Parque Pie Andino

El proyecto del Parque Pie Andino se enmarca dentro de la elaboración del Plan Maestro Parque Cerro La Ballena en Puente Alto. La propuesta busca responder a un futuro acceso público por la ladera norte al Cerro La Ballena, al mismo tiempo que considera las necesidades locales de los vecinos que habitan el entorno, con programas de áreas de juegos infantiles para distintas edades, un dog park, zonas de descanso y el Pump Track, previamente construido en el terreno.

Categoría

Superficie

Cliente

Diseño urbano
Paisajismo
Arquitectura

2,5 há

Municipalidad de Puente Alto

Año

2019-actualidad

La Av. Pie Andino constituye el eje de acceso por la ladera norte al Cerro La Ballena, tratándose de uno de los potenciales grandes accesos al transformarse el cerro isla en parque. Específicamente, el Parque Pie Andino se localiza sobre un bandejón de aproximadamente 50 metros de ancho y 500 metros de largo sobre la calle de su mismo nombre e intersectado por la Av. San Carlos.
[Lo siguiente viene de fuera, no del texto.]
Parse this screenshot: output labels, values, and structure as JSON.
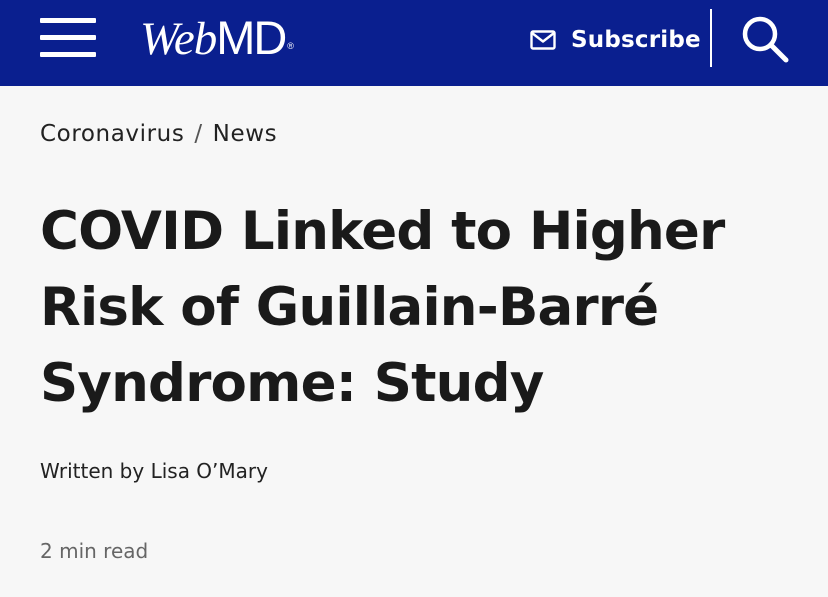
{
  "header": {
    "logo_web": "Web",
    "logo_md": "MD",
    "logo_reg": "®",
    "subscribe_label": "Subscribe",
    "menu_icon": "hamburger-menu-icon",
    "mail_icon": "mail-icon",
    "search_icon": "search-icon",
    "background_color": "#0a1f8f"
  },
  "breadcrumb": {
    "items": [
      "Coronavirus",
      "News"
    ],
    "separator": "/"
  },
  "article": {
    "headline": "COVID Linked to Higher Risk of Guillain-Barré Syndrome: Study",
    "byline_prefix": "Written by",
    "author": "Lisa O’Mary",
    "read_time": "2 min read"
  }
}
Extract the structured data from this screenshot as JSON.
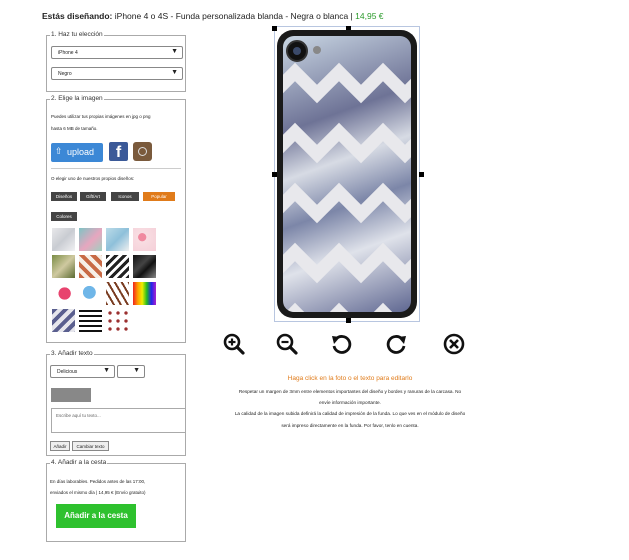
{
  "header": {
    "label": "Estás diseñando:",
    "product": "iPhone 4 o 4S - Funda personalizada blanda - Negra o blanca |",
    "price": "14,95 €"
  },
  "step1": {
    "legend": "1. Haz tu elección",
    "model_value": "iPhone 4",
    "color_value": "Negro"
  },
  "step2": {
    "legend": "2. Elige la imagen",
    "upload_hint_1": "Puedes utilizar tus propias imágenes en jpg o png",
    "upload_hint_2": "hasta 6 MB de tamaño.",
    "upload_label": "upload",
    "facebook_letter": "f",
    "choose_text": "O elegir uno de nuestros propios diseños:",
    "categories": [
      "Diseños",
      "Gift/Art",
      "Iconos",
      "Popular",
      "Colores"
    ],
    "active_category": "Popular"
  },
  "step3": {
    "legend": "3. Añadir texto",
    "font_value": "Delicious",
    "size_value": "",
    "text_placeholder": "Escribe aquí tu texto...",
    "add_label": "Añadir",
    "change_label": "Cambiar texto"
  },
  "step4": {
    "legend": "4. Añadir a la cesta",
    "info_1": "En días laborables. Pedidos antes de las 17:00,",
    "info_2": "enviados el mismo día | 14,95 € (Envío gratuito)",
    "cart_label": "Añadir a la cesta"
  },
  "editor": {
    "hint": "Haga click en la foto o el texto para editarlo",
    "note_1": "Respetar un margen de 3mm entre elementos importantes del diseño y bordes y ranuras de la carcasa. No",
    "note_2": "envíe información importante.",
    "note_3": "La calidad de la imagen subida definirá la calidad de impresión de la funda. Lo que ves en el módulo de diseño",
    "note_4": "será impreso directamente en la funda. Por favor, tenlo en cuenta."
  },
  "colors": {
    "price": "#2a9a2a",
    "upload": "#3c88d6",
    "facebook": "#3b5998",
    "active_category": "#e07b1a",
    "cart": "#2ec12e",
    "hint": "#e07b1a"
  }
}
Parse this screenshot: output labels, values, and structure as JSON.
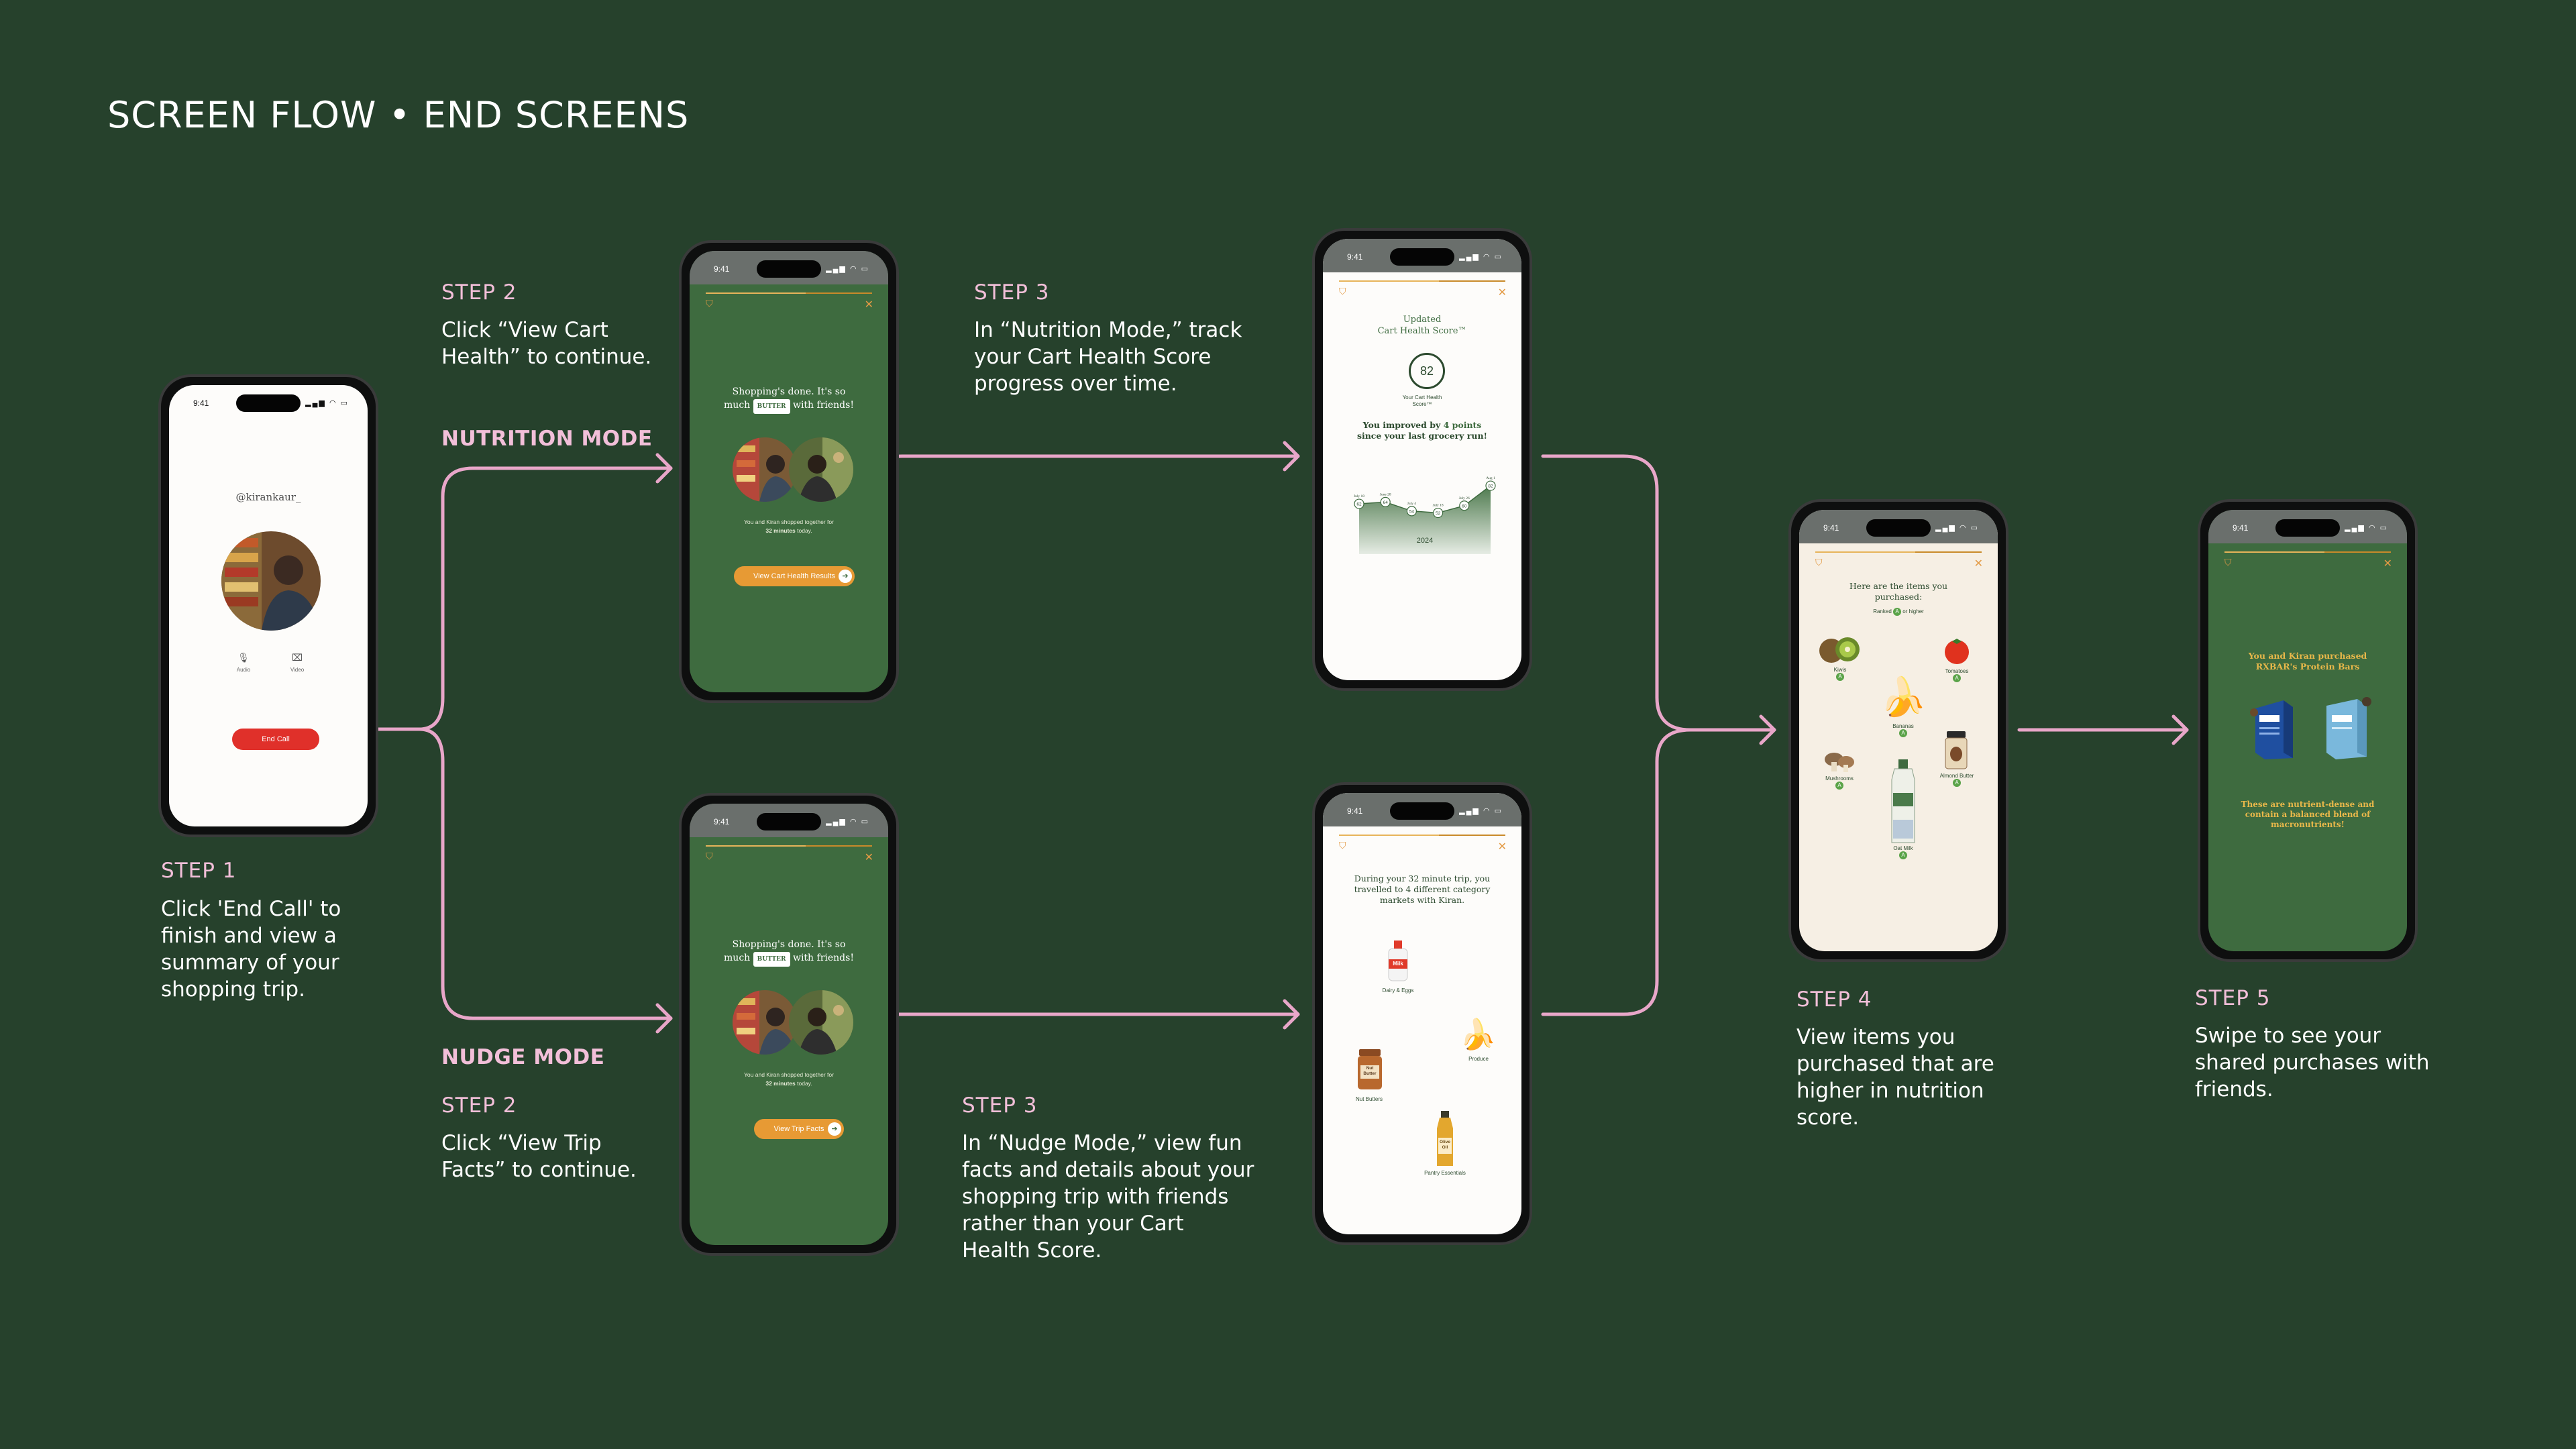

Se consideraron tres grandes estrategias de intervención urbano-territorial para abordar la propuesta:


01. Conectar en sentido norte-sur / Se propone conectar linealmente los principales flujos peatonales en sentido norte-sur hacia el futuro acceso al Parque Cerro La Ballena, teniendo en consideración las calles perpendiculares en los bordes oriente y poniente que permiten la aproximación de los vecinos.


02. Activar y diversificar con sentido local / Diversos programas buscan activar el parque, como las áreas de juegos infantiles tipo nature’s-play, las áreas de entrenamiento tipo crossfit y calistenia, un dog park, áreas de descanso y recreación, explanadas de pasto y el Pump-Track ya construido.

03. Generar un corredor ecológico / Considerando que el parque se ubica en los faldeos del Cerro La Ballena, se propone recuperar el ecosistema local tipo bosque esclerófilo rico en biodiversidad, por lo que se plantea la idea de generar un corredor ecológico mediante la creación de un bosque urbano con pradera nativa. Este micro ecosistema permite generar espacios gratos y sombreaderos, con bajo requerimiento hídrico. Lo anterior se complementa con el uso de rocas y especies con resistencia a climas áridos, reconstruyendo los parches ecológicos del paisaje del cerro La Ballena.